ただし20万1千円を売り上げるにおいて、必ずお金がかかっているはずです。たとえば・・・

  • 勉強のための書籍代(「VB.NET逆引き大全」など)
  • ホームページ開設のためのレンタルサーバ代や独自ドメイン維持費用など
  • シェアウェア仲間との打ち合わせ(と証した飲み会でもセーフ)
  • アイデアをメモするためのボールペン代
  • セミナー代金やセミナー会場までの交通費、セミナー後の飲み会
  • ウィルス対策ソフト、ホームページ作成ソフト、VisualStudioなどの開発に必要なソフト

これらは「経費」として認められています。ですから、もし売上が20万1千円でも、「VB.NET逆引き大全(2、730円)」を買ったとしたら「201,000-2,730=198,270」となり、確定申告は不要ということになります。

 

面白いのは「飲み会」でも経費になるということです。もし居酒屋で3、000円かかったとしたらその金額も売上からマイナスして計算することができます。

ただし重要なのは「シェアウェア販売において必要だった」という理由付けができるかどうかです。もしその飲み会が、シェアウェア販売とは一切関係の無い「高校時代の友人との飲み会」ではNGです。経費にはならないので、売上からマイナスできません。

しかし「シェアウェア販売のためのアイデアを聞くために必要だった」という理由付けができればOKなのです。このあたりは非常にあいまいです。

「ボールペン」にしてもそうです。シェアウェア販売に関する作業だけで使用することなど無理ですよね。ですからあまり神経質になる必要はないと思います。税務署もそこまで厳しくはありません。

 

では20万円を超えた場合にはどのようになるのでしょうか。その場合には翌年の3月中旬くらいまでに確定申告をする必要があります。確定申告は思っているよりも簡単だと思います。

 

副業でシェアウェア販売をしている方なら「白色申告」で良いと思います。「白色申告」を説明するには「青色申告」を説明する必要があります。

「青色申告」とは、毎日の取引をきちんと帳簿に記録し、決算(法人以外の場合には通常12月31日)に決算関連資料を作成することを前提に、税金をちょっと安くする形態のことです。

・・・よくわかりませんよね(笑)。ですから、起業できるくらいに稼いでいる方は別として、「青色申告」の逆である「白色申告」で良いです。「私は青色申告!」という申請書を提出しなければ自然と「白色申告」なので、何もする必要はありません。

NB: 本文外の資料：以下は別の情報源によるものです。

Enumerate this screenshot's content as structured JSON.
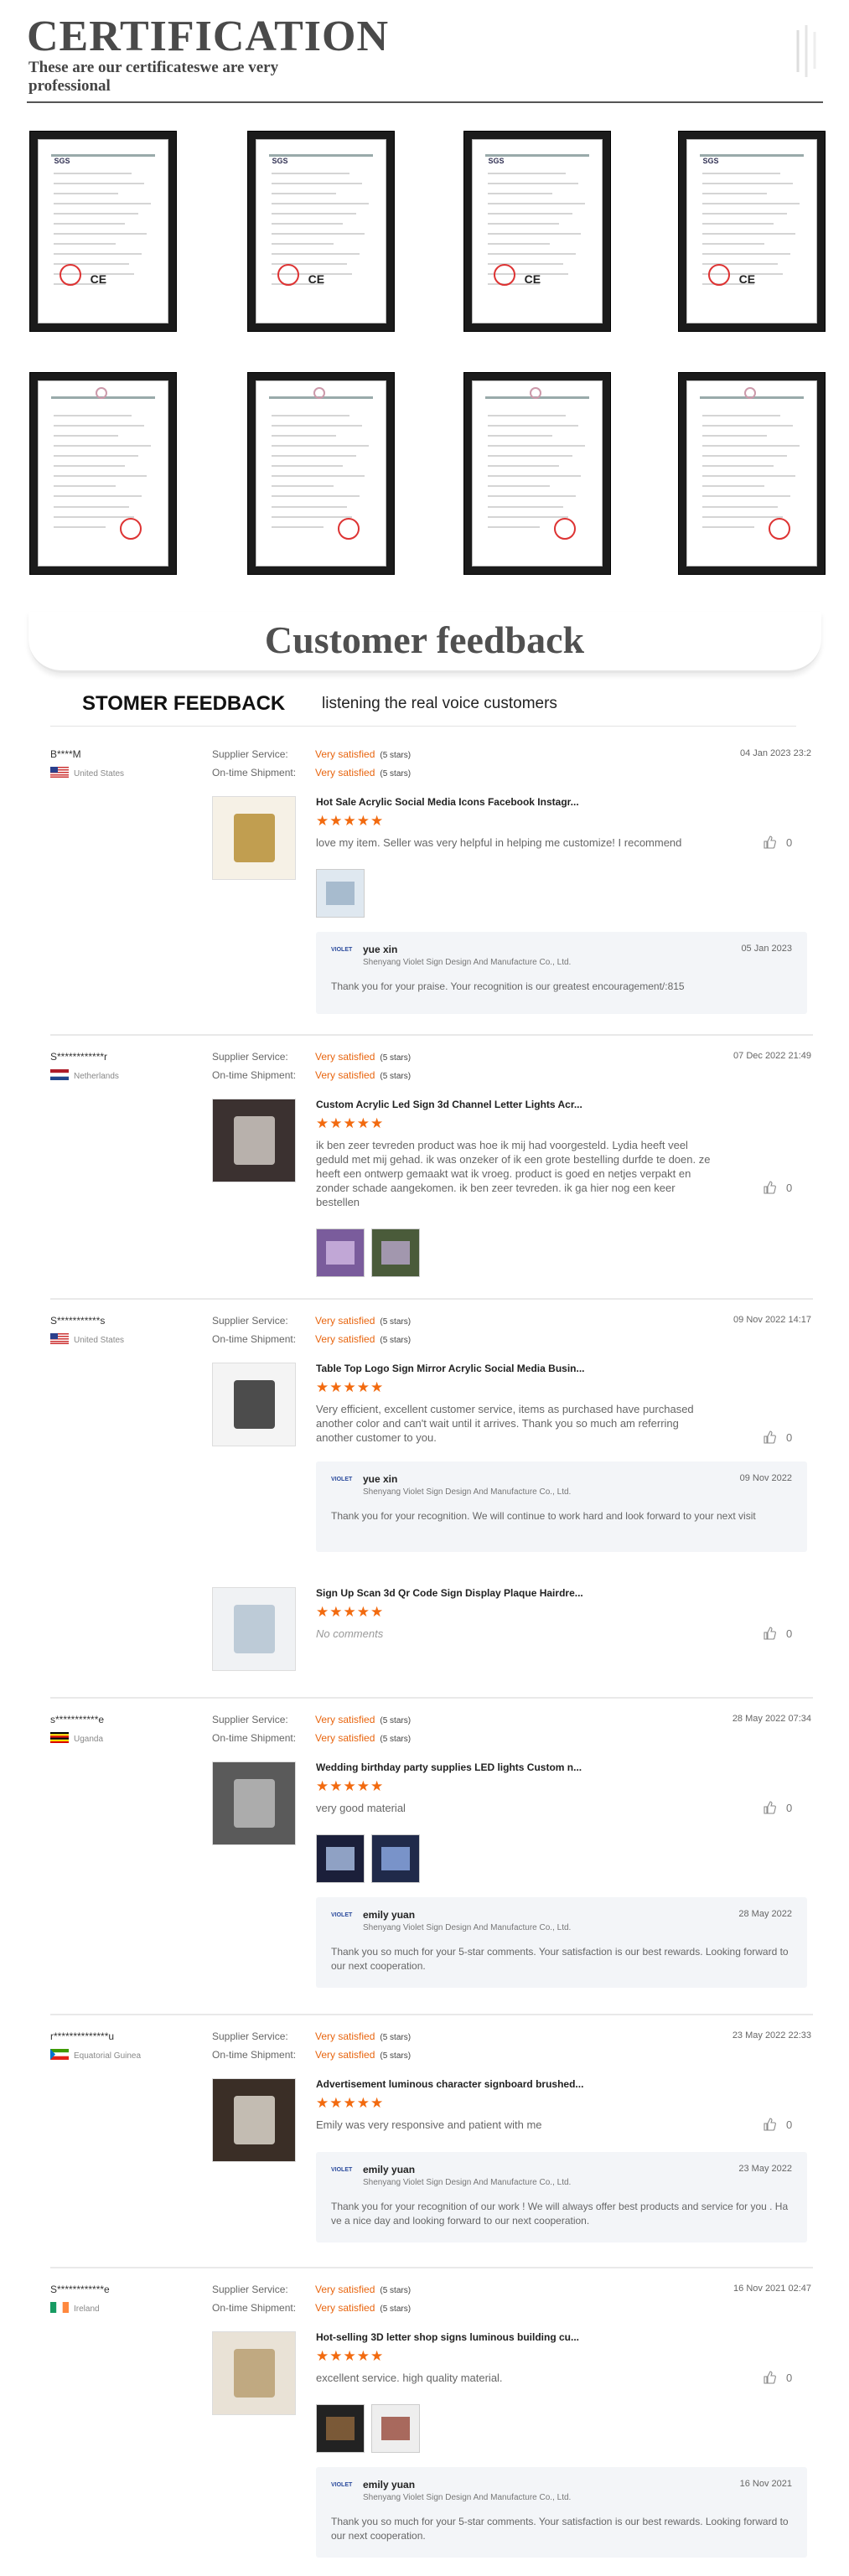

「白色申告」の方(=青色申告の承認申請をしていない方)は、確定申告の際に「収入」や「利益」などを「確定申告書B」という用紙に記入し、さらに科目別の経費を「収支内訳書」に記入し、税務署に提出(=郵送)してください。そして同時に、独自で算出した「納税額」を指定口座に振り込んで、確定申告が完了します。

 

※確定申告書B(国税庁ホームページより)

シェアウェア販売で必要となる確定申告書B

※収支内訳書(国税庁ホームページより)
シェアウェア販売で必要となる確定申告書B

 

提出後に問題があれば税務署より連絡が来ますが、白色申告の場合にはそれほど厳しくは無いので、ほとんどの場合連絡はきません。それを理由に青色申告をしない方もいるという噂もあります(あくまでも噂です)。